Durant toute sa vie, le fils, Alfred, conservera des parts importantes de son héritage protestant, enrichies de sa foi laïque en la raison et l’égalité foncière de tous les hommes. Substance éthique du protestantisme : le sens de la responsabilité et donc l’intelligence de la nécessité des compromis, des ententes mutuelles, le respect de l’autre et l’effort pour comprendre son altérité justement, en se privant du plaisir de dénoncer et déplorer l’obscurantisme de celui qui ne croit pas comme vous. Plaisir auquel un laïque français ne résiste pas toujours... Lors d’un meeting à la Mutualité en 1966, pour la paix au Vietnam, Kastler, assis à la tribune à côté de Sartre, recueillit des huées, quand il appela à la recherche d’un compromis entre les belligérants. Il n’avait pas senti que la salle désirait en réalité la poursuite de la guerre jusqu’à la victoire des communistes et qu’elle primait la radicalité.

Dans tous ses combats, pacifistes, humanitaires, écologiques, si idéalistes parfois et perdus d’avance, Kastler avait toujours eu le souci d’allier, selon les termes de Max Weber, sociologue protestant, l’éthique de responsabilité à l’éthique de conviction. L’objectif d’un engagement n’est pas de faire gagner son camp contre l’autre, mais d’aider, de sauver sur le terrain des hommes ou des peuples qui sont en détresse. Il n’avait pas connu personnellement son célèbre compatriote Albert Schweitzer et il le regrettait, mais après sa mort à Lambaréné en 1965, Kastler, devenu l’année d’après le deuxième prix Nobel alsacien (ou le troisième, en toute rigueur, si on n’oublie pas le mulhousien Alfred Werner, prix de chimie en 1913), fit pratiquement sienne son éthique du respect de la vie et de la responsabilité, «élargie à l’infini, envers tout ce qui vit». Cette éthique devait correspondre à sa propre sensibilité (pareillement protestante et...alsacienne ! ) et elle éclairait d’une même lumière ses divers combats, tant pour le respect des droits de l’homme que pour la sauvegarde de l’environnement naturel et les droits des animaux.

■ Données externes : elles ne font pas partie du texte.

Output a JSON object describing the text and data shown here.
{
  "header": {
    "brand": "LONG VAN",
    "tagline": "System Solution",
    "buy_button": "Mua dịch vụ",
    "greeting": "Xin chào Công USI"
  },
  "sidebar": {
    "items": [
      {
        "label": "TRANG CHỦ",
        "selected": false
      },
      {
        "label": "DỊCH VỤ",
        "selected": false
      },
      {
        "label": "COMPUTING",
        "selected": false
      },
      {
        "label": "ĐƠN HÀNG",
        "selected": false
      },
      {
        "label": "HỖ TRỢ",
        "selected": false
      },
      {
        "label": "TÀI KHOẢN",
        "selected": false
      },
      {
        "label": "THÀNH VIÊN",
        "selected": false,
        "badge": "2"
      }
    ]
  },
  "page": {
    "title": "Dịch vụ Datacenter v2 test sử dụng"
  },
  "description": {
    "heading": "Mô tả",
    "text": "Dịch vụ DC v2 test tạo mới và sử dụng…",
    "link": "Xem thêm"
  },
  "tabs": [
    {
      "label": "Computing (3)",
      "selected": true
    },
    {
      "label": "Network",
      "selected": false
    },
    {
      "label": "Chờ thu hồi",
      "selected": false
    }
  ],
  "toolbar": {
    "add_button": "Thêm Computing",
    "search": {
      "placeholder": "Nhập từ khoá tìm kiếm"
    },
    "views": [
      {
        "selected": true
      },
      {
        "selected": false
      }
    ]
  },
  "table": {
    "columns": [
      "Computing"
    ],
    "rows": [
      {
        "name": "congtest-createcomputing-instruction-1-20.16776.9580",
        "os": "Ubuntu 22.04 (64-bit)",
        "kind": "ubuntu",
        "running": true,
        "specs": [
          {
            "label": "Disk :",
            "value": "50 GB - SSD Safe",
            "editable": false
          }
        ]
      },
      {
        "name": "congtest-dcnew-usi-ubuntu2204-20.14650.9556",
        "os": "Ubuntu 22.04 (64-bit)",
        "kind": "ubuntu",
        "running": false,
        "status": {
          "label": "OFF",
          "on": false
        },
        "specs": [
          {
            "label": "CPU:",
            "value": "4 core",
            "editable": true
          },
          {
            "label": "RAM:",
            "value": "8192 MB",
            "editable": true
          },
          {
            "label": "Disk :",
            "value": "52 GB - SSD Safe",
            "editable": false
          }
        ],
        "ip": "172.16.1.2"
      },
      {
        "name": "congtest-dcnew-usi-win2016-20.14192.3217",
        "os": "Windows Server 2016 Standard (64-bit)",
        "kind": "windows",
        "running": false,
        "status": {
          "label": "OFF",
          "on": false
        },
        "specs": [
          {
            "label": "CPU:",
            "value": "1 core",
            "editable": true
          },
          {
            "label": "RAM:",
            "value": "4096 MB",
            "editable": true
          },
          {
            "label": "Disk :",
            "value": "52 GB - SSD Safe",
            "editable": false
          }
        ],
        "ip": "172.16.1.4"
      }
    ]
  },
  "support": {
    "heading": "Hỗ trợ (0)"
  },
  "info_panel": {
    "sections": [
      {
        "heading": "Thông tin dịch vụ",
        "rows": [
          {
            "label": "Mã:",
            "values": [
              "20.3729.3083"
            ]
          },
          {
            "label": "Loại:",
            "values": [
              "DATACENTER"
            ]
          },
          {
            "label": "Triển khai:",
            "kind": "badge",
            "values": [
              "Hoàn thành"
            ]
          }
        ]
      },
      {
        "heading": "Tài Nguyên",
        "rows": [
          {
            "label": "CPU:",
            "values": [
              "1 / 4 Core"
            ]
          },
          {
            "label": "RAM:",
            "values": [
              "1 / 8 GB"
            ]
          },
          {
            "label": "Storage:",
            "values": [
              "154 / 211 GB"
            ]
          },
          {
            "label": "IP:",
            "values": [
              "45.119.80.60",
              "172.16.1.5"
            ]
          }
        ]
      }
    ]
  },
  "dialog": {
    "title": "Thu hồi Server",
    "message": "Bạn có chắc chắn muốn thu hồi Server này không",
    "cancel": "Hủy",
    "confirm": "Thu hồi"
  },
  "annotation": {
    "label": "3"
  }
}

Il l’a écrit (en 1975, Livre du centenaire, Alsatia, Colmar) : « Nous commençons à comprendre que la voie tracée par Albert Schweitzer est la seule voie qui puisse sauver l’humanité du désastre qu’elle se prépare. »

Sur Dieu et la foi en lui, il se posait les mêmes insolubles questions que l’auteur de La civilisation et l’éthique et de l’Histoire des recherches sur la vie de Jésus. Comment mettre en accord (logique) «le Dieu de Darwin, créateur du monde vivant, imposant aux êtres l’implacable loi de la sélection naturelle, et le Dieu d’amour de Jésus» ? Entre les deux, pas d’unité possible. Pas de monisme ? Le seul dépassement est moral, pragmatique. Nous avons une chance d’être dans la vérité lorsque nous ressentons de plus en plus profondément ce conflit et que notre conscience s’en trouve ébranlée. Solidarité des ébranlés. La bonne conscience, avec ses satisfactions idéologiques, est une ruse du diable. Que les satisfactions soient laïques ou religieuses !

Quant à la science ? À tout l’espoir de connaissance et de bonheur que l’humanité y a mis ? «La science contient beaucoup plus de questions que de réponses» et la technique, au fur et à mesure de son progrès même, pose à toute l’humanité plus de problèmes qu’elle ne résout. Au théologien Christian Chabanis qui l’interroge en 1973 (pour son enquête : Dieu existe-t-il ? Non), il fait l’effet de quelqu’un dont « les réflexions sont davantage une réponse à l’athéisme qu’elles ne sont la réponse d’un athée ».

 

Souffrant de dyspnée cardiaque, inopérable, il s’était retiré pour fêter Noël dans la maison de son fils Daniel à Bandol. Et c’est là que le 7 janvier 1984 il va s’éteindre doucement, soigné par sa belle-fille Lisl qui est médecin, de nationalité autrichienne et donc germanophone. Ensemble, ils disent des psaumes et le Notre-Père en allemand, la langue de son enfance et de son éveil religieux. Ces paroles, nous a confié Mme Lisl Kastler, eurent le don de l’apaiser.